Hansi Flick kam als Trainer-Star zum DFB. Er hatte gerade mit Bayern erneut den Bundesliga-Titel gefeiert, in dem Jahr davor gewann er das „Sextuple“, also jeden Titel, den er in dem Jahr gewinnen konnte. Vor Bayern war er lange Co-Trainer des DFB unter Weltmeister Joachim Löw, er kannte die Nationalmannschaft also schon – das perfekte Match also, Flick und der DFB, das konnte nur funktionieren. Doch es sollte so schnell anders kommen: Denn Flick legte eine dem momentanen Zeitgeist Deutschlands angepassten Stil im Coaching an den Tag. Nicht mehr Leistung zählte, nicht mehr die Einsatzbereitschaft und der Kampfgeist, sondern das Zwischenmenschliche, das Teambuilding wurde das oberste Ziel der Mission unter Flick.

Dass man das so unschwer behaupten kann und der Stil Flicks nicht Raum der Spekulation ist, liegt auch an einer bemerkenswerten Amazon-Doku, die die Nationalmannschaft bei der WM in Katar begleitete und gerade veröffentlicht wurde. Ein Unikum in der Nationalmannschaftsgeschichte, die das Scheitern Flicks uns allen nun so einzigartig aufzeigt.
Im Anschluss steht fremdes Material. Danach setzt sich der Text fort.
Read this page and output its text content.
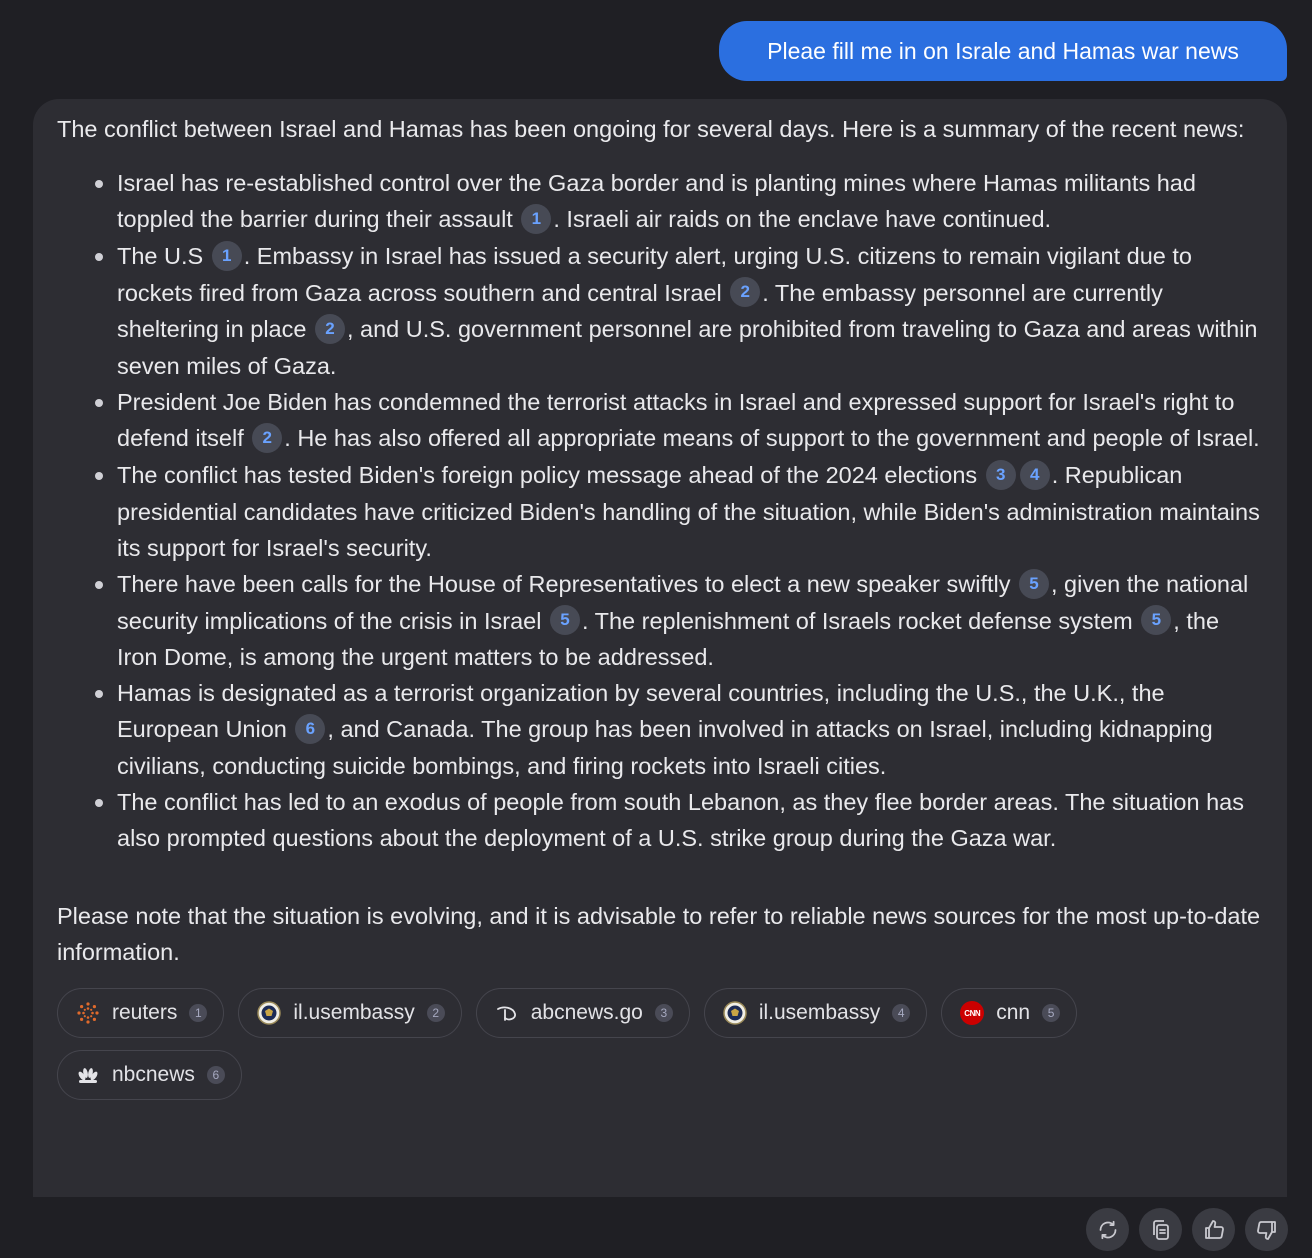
Pleae fill me in on Israle and Hamas war news

The conflict between Israel and Hamas has been ongoing for several days. Here is a summary of the recent news:

Israel has re-established control over the Gaza border and is planting mines where Hamas militants had toppled the barrier during their assault 1 . Israeli air raids on the enclave have continued.
The U.S 1 . Embassy in Israel has issued a security alert, urging U.S. citizens to remain vigilant due to rockets fired from Gaza across southern and central Israel 2 . The embassy personnel are currently sheltering in place 2 , and U.S. government personnel are prohibited from traveling to Gaza and areas within seven miles of Gaza.
President Joe Biden has condemned the terrorist attacks in Israel and expressed support for Israel's right to defend itself 2 . He has also offered all appropriate means of support to the government and people of Israel.
The conflict has tested Biden's foreign policy message ahead of the 2024 elections 3 4 . Republican presidential candidates have criticized Biden's handling of the situation, while Biden's administration maintains its support for Israel's security.
There have been calls for the House of Representatives to elect a new speaker swiftly 5 , given the national security implications of the crisis in Israel 5 . The replenishment of Israels rocket defense system 5 , the Iron Dome, is among the urgent matters to be addressed.
Hamas is designated as a terrorist organization by several countries, including the U.S., the U.K., the European Union 6 , and Canada. The group has been involved in attacks on Israel, including kidnapping civilians, conducting suicide bombings, and firing rockets into Israeli cities.
The conflict has led to an exodus of people from south Lebanon, as they flee border areas. The situation has also prompted questions about the deployment of a U.S. strike group during the Gaza war.

Please note that the situation is evolving, and it is advisable to refer to reliable news sources for the most up-to-date information.

reuters	1	il.usembassy	2	abcnews.go	3	il.usembassy	4	CNN cnn	5
nbcnews	6
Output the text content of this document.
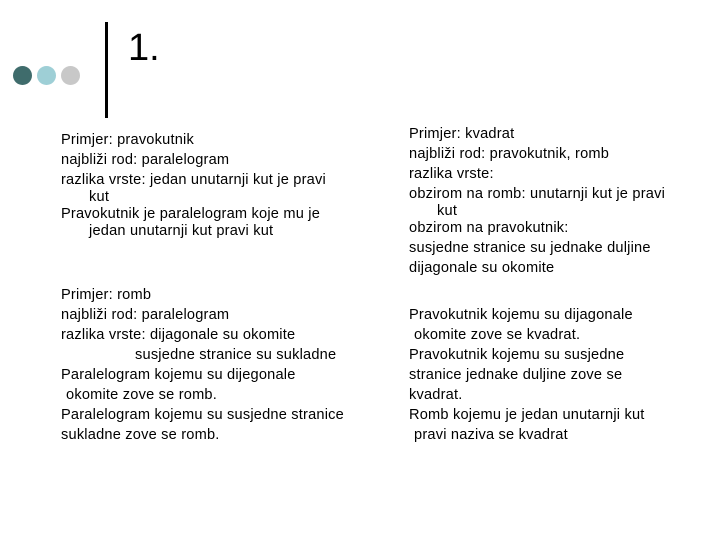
1.
Primjer: pravokutnik
najbliži rod: paralelogram
razlika vrste: jedan unutarnji kut je pravi
kut
Pravokutnik je paralelogram koje mu je
jedan unutarnji kut pravi kut
Primjer: romb
najbliži rod: paralelogram
razlika vrste: dijagonale su okomite
susjedne stranice su sukladne
Paralelogram kojemu su dijegonale
okomite zove se romb.
Paralelogram kojemu su susjedne stranice
sukladne zove se romb.
Primjer: kvadrat
najbliži rod: pravokutnik, romb
razlika vrste:
obzirom na romb: unutarnji kut je pravi
kut
obzirom na pravokutnik:
susjedne stranice su jednake duljine
dijagonale su okomite
Pravokutnik kojemu su dijagonale
okomite zove se kvadrat.
Pravokutnik kojemu su susjedne
stranice jednake duljine zove se
kvadrat.
Romb kojemu je jedan unutarnji kut
pravi naziva se kvadrat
Flick schuf sich mit der Doku seine eigene Zirkusmanege, in der er jetzt als trauriger Clown dasteht.

Die Dokumentation enthüllt skurrile Maßnahmen, die genauso aus einem Kindergarten im Prenzlauer Berg stammen könnten, die Flick etablierte. So schwärmte Flick seinen Spielern vom Verhalten der Graugänse vor und zeigte der Mannschaft einen Film über die sozialen Tiere. Gemeinsam im Verbund schaffen es Graugänse eine noch größere Strecke zurückzulegen als alleine. Eine Metapher, die auf die Nationalmannschaft übertragen werden sollte. Als der Film jedoch vorbei ist, steht Flick auf und sagt Folgendes: „Graugänse haben grundsätzlich nichts mit uns zu tun“ und relativiert damit jegliche Message des Films, falls sie denn überhaupt vorhanden war. Man kann als Zuschauer die Peinlichkeit im Raum förmlich anfassen.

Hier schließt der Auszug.